At ArchProteus, the separation of the description phase from the encoding gives us the additional advantage of being able to implement complete authority control as part of the description process. Our unique tools allow us to extract proper names from the body of finding aids, store them in a separate file with no redundancy, identify and eliminate duplicates, misspellings and inaccuracies and ensure that only the desired form of a name is consistently used throughout the material. In addition, data organized in this way allows for easy creation of XML/EAC-CPF encoded files, if our client so wishes.

Indexes generated by computer

Adding an index to an encoded finding aid is optional. If one or several indexes are needed (for example a personal names index and a separate, corporate/organization names index), then the authority control method described in the previous paragraph has another advantage: it gives us the ability to create these indexes automatically, including all the cross-reference hyperlinks from index entries to the places in the body of the finding aid where those entries appear. The absence of any manual typing in the creation of indexes ensures a high level of accuracy and consistency.

Integration of index entries at unit level

In some cases, archivists prefer to take advantage of the EAD <controlaccess> tag and have back-book index entries integrated at the corresponding units of description levels. If the index entries point to unit numbers, this integration is easily done by a specially designed computer program. If however the index entries point to page numbers, the integration could be a very complex undertaking. We have developed a highly sophisticated algorithm which automates this process with a great level of success.  
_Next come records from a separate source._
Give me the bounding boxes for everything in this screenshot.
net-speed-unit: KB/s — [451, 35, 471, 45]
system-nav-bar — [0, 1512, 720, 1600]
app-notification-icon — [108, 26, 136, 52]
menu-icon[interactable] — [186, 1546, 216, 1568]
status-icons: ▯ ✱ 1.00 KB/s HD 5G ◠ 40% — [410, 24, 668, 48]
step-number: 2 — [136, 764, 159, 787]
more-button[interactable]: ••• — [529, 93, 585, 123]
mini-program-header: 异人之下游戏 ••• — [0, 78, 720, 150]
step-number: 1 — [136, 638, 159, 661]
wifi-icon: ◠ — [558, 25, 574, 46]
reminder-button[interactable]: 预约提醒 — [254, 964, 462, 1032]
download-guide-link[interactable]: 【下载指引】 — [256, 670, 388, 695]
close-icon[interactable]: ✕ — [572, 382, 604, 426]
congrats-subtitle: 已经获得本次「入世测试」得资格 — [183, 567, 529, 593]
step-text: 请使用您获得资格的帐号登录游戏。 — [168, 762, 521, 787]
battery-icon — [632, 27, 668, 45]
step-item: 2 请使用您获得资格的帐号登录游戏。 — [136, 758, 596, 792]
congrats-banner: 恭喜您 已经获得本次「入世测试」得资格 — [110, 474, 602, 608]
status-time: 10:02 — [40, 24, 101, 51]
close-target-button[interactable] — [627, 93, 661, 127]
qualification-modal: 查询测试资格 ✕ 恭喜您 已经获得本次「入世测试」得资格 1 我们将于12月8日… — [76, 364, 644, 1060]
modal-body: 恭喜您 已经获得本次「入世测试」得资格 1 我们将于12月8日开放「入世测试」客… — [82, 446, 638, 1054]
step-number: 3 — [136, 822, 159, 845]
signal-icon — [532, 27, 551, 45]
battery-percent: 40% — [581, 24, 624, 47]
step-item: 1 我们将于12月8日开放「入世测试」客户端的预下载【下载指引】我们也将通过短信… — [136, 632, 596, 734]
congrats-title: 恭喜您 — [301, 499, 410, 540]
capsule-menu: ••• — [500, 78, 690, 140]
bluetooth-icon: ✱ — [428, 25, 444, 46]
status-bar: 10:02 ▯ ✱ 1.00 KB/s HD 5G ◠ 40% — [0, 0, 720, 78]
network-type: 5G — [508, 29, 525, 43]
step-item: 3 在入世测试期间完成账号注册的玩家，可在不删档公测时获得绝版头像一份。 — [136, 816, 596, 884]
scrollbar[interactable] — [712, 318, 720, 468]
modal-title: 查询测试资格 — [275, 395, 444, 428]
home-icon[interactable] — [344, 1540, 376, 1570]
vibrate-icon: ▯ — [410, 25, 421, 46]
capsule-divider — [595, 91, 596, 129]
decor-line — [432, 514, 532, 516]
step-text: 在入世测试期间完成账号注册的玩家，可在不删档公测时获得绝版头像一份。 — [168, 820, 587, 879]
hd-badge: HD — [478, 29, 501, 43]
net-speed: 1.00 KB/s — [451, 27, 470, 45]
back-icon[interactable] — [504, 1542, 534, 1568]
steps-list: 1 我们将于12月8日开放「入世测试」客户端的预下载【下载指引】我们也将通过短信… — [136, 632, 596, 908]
Beyond spelling verification: foreign language expertise

Many finding aids contain valuable information printed in foreign languages: titles of works, names of people and conferences, geographic places. We have the expertise to detect and correct errors in spelling or wording in virtually all European languages. In particular, we make sure that all accented characters do appear correctly where needed.

EAD encoding: last step performed by a computer program

In our system, the archival material is first structured according to standards, described and verified. The structuring, that is the delineation of the archival data elements (title, dates, administrative history, scope and content, etc.) and the identification of the levels of description and their links to higher levels form the basis of our methodology. A specially designed computer program will then execute the final step in the creation of an encoded finding aid: the encoding itself. The process includes, where possible or needed, automatic calculation of attribute values (such as the normal date for <unitdate> or the language code for <langmaterial>, both according to ISO standards).

At the beginning of an encoding project, the encoding program will be adapted and tailored to meet the client's EAD encoding style or guidelines. We have working experience with the EAD encoding styles adopted by major archival institutions in North America and Europe.

At our client's request, we can produce, from the same - unchanged - structured data, HTML and/or MARC-encoded versions. And if Authority control was implemented, a XML/EAC-CPF encoded file can also be generated.

Quality of final products

The separation of the description from the encoding and the use of highly automated tools allow us to minimize manual manipulation of the material and, if needed, to implement true authority control and to automatically generate or integrate indexes. The completely automatic encoding ensures consistent encoding style for all the material in a project and produces error-free output. All this leads to final products of the highest quality.


    General International Standard Archival Description (ICA - International Council on Archives)
    International Standard Archival Authority Record for Corporate Bodies, Persons and Families (ICA - International Council on Archives)
    Describing Archives: A Content Standard (SAA - Society of American Archivists)
    Rules for Archival Description (CCA - Canadian Council of Archives)